Romania’s government has applied for a EUR 4bn development policy loan from the World Bank’s division - the International Bank for Reconstruction and Development, Adevarul daily reported. Out of the EUR 4bn loan, Romania will draw EUR 1bn per year in the coming four years.
Romania already secured a EUR 2bn credit line from IMF for forex reserves consolidation and EUR 2bn from the EU for BoP stabilisation under a two-year arrangement. The credit lines are to be treated as precautionary.
Romania will have to meet criteria on public debt management in order to keep the EUR 4bn loan from the IBRD on track. The first targets are set for end-Feb 2014.
The measures envisaged under the agreement with the IBRD refer to public debt management, public expenses management, public investment management, performance-based budget allocations [prioritisation of public spending], taxation policies and their impact on the business environment.

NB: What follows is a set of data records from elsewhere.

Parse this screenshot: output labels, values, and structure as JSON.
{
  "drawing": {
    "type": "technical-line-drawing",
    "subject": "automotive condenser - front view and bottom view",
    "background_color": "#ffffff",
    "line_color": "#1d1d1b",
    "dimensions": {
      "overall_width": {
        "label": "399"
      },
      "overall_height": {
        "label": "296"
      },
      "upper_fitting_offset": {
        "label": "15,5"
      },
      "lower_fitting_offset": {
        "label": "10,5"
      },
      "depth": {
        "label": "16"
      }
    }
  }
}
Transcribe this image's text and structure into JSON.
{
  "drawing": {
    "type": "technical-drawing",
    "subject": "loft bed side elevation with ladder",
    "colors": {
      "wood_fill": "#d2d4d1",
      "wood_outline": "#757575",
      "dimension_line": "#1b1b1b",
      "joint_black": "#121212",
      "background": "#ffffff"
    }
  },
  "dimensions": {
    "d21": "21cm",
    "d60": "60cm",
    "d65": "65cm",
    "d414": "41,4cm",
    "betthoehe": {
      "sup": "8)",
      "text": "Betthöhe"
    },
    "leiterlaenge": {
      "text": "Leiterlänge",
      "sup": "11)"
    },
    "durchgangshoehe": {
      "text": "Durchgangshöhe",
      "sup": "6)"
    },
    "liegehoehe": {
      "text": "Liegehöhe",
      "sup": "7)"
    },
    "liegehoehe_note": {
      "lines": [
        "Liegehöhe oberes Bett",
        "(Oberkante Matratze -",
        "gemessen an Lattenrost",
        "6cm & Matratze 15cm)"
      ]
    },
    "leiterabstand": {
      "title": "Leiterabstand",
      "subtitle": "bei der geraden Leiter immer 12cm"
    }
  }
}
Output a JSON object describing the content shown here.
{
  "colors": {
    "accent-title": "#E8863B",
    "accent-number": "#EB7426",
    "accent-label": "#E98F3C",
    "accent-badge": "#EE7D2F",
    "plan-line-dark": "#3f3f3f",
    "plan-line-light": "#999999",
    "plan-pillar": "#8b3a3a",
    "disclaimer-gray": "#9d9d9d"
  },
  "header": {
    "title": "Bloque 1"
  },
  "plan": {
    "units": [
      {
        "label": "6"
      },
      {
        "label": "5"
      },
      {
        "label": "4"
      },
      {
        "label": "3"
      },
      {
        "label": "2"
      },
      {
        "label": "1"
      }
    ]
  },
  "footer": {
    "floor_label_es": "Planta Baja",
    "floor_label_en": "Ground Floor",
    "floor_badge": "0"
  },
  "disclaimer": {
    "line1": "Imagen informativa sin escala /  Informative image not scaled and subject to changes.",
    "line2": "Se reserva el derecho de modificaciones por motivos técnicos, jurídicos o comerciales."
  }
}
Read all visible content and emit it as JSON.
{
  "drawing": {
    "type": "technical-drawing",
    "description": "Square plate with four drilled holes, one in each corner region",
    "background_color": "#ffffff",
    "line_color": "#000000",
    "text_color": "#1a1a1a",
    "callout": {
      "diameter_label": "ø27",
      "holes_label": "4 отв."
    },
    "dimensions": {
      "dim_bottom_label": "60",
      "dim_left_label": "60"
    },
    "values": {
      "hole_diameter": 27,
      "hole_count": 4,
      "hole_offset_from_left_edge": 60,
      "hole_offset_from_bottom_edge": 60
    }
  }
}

In the energy sector, the measures include steps, most of which were already implemented – IPOs at Nuclearelectrica, Romgaz, the restructuring of Hidroelectrica. Romania should also observe the energy price liberalisation calendar.
The complete set of measures to be included in the agreement with the IMF is to be drafted during a pre-appraisal mission in December based on proposals coming from the Romanian side. The first tranche is not conditioned on meeting specific targets.